Catherine gently cradled Greg's hand in hers. "How are you feeling?"
"Confused." He shifted slightly and felt a definite ache in his leg, and then he remembered: the man, the gun, Sara's face - Sara.
His eyes jumped from Catherine to Grissom as he fought the familiar sting in his eyes. "Where's Sara? Is she alright?" Grissom lowered his eyes, and when Catherine squeezed his hand he felt cold, knowing fear shoot through his veins.

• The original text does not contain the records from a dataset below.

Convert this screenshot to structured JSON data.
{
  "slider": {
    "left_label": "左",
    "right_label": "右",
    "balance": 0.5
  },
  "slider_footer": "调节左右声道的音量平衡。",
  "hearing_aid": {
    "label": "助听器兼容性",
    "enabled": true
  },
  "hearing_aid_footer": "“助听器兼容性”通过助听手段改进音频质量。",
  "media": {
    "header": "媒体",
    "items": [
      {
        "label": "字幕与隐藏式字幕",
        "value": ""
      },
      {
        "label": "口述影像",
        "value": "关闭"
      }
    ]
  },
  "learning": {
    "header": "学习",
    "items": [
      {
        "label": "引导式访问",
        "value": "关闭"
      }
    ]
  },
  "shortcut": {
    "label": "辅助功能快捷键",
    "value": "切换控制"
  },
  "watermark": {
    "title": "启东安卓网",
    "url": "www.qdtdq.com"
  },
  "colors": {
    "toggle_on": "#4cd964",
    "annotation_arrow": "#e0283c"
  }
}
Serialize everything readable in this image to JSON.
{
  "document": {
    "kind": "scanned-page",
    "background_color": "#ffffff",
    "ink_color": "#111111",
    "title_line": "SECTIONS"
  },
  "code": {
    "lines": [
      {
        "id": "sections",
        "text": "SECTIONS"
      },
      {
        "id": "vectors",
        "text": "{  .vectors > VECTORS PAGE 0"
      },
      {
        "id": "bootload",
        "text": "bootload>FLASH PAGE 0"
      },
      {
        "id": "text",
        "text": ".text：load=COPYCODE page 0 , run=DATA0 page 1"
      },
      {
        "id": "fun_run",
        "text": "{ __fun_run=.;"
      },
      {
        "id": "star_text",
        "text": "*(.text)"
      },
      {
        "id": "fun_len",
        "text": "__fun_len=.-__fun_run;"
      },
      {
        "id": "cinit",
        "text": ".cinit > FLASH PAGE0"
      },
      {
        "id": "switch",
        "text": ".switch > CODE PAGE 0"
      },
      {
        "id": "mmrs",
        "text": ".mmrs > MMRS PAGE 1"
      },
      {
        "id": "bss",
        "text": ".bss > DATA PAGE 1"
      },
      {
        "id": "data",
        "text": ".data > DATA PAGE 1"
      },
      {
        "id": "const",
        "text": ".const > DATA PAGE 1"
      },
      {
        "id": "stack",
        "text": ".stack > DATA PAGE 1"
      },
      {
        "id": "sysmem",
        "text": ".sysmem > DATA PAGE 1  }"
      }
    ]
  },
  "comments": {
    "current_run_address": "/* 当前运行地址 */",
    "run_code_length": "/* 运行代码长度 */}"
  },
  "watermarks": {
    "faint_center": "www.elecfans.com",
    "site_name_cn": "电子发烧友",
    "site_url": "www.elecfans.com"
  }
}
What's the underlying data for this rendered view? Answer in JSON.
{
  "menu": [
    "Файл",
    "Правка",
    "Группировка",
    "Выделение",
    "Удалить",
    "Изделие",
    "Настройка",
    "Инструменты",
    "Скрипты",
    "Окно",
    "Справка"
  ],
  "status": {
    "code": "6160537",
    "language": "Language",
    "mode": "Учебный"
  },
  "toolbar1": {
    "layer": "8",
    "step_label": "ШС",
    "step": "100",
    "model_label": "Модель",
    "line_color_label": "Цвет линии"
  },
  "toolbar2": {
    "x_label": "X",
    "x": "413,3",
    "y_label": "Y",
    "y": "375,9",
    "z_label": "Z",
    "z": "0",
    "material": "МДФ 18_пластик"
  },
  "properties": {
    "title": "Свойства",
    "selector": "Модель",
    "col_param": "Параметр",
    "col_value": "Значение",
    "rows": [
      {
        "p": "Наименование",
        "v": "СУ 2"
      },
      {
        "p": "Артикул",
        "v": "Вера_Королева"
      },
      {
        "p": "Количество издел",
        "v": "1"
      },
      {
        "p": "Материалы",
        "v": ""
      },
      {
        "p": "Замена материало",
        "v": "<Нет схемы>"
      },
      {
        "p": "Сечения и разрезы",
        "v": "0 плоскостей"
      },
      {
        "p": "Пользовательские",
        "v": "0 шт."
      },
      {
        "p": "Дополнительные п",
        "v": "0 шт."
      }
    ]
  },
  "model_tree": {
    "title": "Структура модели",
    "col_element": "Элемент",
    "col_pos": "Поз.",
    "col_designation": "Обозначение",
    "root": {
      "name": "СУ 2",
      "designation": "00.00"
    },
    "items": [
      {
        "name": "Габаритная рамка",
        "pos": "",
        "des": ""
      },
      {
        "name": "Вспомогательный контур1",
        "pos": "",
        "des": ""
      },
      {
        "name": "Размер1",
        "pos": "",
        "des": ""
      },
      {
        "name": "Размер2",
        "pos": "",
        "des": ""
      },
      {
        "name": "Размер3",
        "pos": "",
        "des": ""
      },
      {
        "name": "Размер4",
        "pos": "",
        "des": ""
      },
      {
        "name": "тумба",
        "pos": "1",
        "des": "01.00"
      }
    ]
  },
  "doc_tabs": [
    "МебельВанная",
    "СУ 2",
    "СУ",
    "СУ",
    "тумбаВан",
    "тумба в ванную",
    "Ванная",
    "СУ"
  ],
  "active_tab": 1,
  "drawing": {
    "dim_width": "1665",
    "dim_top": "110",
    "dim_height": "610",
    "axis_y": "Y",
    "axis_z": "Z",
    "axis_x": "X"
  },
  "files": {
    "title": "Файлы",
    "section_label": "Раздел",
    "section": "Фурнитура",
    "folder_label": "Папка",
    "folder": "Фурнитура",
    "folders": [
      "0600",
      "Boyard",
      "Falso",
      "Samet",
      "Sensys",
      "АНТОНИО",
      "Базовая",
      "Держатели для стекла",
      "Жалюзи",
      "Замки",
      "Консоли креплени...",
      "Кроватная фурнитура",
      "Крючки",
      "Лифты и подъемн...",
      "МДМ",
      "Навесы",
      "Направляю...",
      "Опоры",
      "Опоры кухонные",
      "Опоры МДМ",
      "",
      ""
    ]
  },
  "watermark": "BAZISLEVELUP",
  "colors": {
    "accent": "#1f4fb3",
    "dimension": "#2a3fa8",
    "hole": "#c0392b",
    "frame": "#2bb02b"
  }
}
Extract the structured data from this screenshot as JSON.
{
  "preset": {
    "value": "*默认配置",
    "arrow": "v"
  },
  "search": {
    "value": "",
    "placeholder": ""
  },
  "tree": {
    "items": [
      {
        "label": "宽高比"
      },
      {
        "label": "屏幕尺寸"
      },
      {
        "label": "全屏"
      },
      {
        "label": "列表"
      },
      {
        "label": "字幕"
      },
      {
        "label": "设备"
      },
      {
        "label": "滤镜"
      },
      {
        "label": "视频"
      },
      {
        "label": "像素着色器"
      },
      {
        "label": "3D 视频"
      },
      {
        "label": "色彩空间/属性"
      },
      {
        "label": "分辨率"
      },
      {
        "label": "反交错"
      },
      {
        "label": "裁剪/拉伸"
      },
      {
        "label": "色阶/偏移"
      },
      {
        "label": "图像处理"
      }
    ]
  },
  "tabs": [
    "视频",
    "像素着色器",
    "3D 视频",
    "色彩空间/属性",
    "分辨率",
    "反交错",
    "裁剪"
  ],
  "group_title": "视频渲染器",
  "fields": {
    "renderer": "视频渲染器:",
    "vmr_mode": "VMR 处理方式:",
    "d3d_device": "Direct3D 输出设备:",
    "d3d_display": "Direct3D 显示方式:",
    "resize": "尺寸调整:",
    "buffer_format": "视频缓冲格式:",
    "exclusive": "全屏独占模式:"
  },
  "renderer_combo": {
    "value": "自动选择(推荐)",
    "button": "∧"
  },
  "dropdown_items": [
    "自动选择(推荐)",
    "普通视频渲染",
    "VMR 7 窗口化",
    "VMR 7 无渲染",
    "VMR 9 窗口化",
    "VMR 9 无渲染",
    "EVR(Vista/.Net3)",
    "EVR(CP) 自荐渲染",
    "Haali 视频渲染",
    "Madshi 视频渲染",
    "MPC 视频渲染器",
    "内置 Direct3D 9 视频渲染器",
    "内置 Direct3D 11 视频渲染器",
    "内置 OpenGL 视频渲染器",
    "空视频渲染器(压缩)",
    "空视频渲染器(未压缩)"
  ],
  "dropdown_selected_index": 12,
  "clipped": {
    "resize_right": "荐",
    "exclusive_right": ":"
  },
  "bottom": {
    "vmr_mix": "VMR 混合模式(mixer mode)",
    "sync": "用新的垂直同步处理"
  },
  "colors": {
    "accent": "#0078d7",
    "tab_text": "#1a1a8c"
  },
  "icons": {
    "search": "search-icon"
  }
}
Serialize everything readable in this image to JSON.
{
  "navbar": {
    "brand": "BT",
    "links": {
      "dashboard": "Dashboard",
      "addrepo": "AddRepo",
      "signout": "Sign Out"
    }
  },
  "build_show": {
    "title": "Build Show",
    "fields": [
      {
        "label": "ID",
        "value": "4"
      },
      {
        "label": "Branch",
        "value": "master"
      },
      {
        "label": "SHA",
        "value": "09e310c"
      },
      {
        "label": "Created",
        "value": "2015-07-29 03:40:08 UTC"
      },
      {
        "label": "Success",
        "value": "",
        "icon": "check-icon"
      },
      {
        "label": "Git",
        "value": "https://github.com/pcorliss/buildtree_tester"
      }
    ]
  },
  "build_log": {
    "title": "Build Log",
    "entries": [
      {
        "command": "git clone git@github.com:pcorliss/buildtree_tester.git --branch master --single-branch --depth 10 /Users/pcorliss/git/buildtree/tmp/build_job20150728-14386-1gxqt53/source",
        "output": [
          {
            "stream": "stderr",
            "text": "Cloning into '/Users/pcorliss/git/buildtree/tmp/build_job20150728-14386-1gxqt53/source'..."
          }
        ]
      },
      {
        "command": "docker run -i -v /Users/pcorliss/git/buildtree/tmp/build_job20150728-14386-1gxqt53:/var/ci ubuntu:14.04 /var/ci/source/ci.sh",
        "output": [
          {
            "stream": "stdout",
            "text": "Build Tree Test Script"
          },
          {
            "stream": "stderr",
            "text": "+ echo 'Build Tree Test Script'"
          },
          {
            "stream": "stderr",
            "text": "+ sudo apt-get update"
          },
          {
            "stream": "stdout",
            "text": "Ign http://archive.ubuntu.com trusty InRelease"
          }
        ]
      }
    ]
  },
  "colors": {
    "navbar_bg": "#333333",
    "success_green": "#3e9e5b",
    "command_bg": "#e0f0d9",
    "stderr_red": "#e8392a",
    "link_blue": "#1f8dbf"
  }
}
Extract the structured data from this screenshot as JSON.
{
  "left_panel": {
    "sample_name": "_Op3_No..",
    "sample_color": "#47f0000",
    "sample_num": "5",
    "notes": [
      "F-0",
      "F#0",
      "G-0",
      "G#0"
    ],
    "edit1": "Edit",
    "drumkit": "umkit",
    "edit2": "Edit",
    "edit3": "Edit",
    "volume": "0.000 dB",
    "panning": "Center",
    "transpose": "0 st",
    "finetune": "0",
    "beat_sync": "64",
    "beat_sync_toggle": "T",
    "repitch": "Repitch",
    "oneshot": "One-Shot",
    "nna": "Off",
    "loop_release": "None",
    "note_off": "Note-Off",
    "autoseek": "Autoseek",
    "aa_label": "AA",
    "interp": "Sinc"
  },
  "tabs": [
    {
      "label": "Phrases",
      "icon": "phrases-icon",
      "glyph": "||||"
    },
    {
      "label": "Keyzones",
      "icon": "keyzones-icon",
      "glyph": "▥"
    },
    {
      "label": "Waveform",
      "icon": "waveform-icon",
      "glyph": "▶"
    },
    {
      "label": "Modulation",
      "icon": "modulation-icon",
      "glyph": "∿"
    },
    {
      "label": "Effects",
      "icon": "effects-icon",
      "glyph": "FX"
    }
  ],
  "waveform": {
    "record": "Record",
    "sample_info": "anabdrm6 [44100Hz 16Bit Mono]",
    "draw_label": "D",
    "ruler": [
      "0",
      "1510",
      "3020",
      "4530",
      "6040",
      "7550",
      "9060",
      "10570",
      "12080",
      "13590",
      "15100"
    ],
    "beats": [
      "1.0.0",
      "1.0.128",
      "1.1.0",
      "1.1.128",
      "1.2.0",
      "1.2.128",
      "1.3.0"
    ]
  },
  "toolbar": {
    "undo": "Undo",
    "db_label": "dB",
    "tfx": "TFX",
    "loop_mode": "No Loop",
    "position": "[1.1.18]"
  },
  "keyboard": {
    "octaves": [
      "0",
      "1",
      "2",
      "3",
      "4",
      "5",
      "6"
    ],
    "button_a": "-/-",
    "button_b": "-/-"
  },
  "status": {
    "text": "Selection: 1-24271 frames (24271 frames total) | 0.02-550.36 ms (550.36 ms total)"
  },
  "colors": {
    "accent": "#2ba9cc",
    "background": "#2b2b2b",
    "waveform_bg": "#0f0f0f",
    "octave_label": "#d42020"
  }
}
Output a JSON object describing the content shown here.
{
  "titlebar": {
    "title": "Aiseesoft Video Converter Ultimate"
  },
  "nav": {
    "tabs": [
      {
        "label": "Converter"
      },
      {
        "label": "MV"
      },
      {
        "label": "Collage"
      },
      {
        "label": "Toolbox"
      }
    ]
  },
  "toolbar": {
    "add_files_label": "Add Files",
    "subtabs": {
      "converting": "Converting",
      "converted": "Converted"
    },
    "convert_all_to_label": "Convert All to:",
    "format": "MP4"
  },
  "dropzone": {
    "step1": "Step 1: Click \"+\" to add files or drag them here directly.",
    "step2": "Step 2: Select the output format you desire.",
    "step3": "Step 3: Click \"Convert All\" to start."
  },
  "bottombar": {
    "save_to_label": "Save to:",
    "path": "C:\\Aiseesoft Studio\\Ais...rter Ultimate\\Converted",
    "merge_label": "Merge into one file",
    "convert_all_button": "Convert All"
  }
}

Rage, agony, and guilt struck him violently as tears fell freely, while inside he was screaming the undeniable, painful truth:
Sara Sidle was dead.
He barely remembered how he'd gotten to work with these damn crutches. He was numb in every sense, save for the pain in his leg, but he welcomed it; it assuaged his guilt in a strange, small way, penance for failing to save her. Oh, he knew he'd done all he could, but it didn't alleviate the shame. He also knew he wasn't ready for work, not yet, but being home alone gave him too much time with this thoughts and memories.
He heard footsteps behind him as he poured his coffee, and instinctively he turned slightly to peer over his shoulder, half hoping he'd see... but of course it wasn't her. It never would be.
Sara had died, and with her, his soul.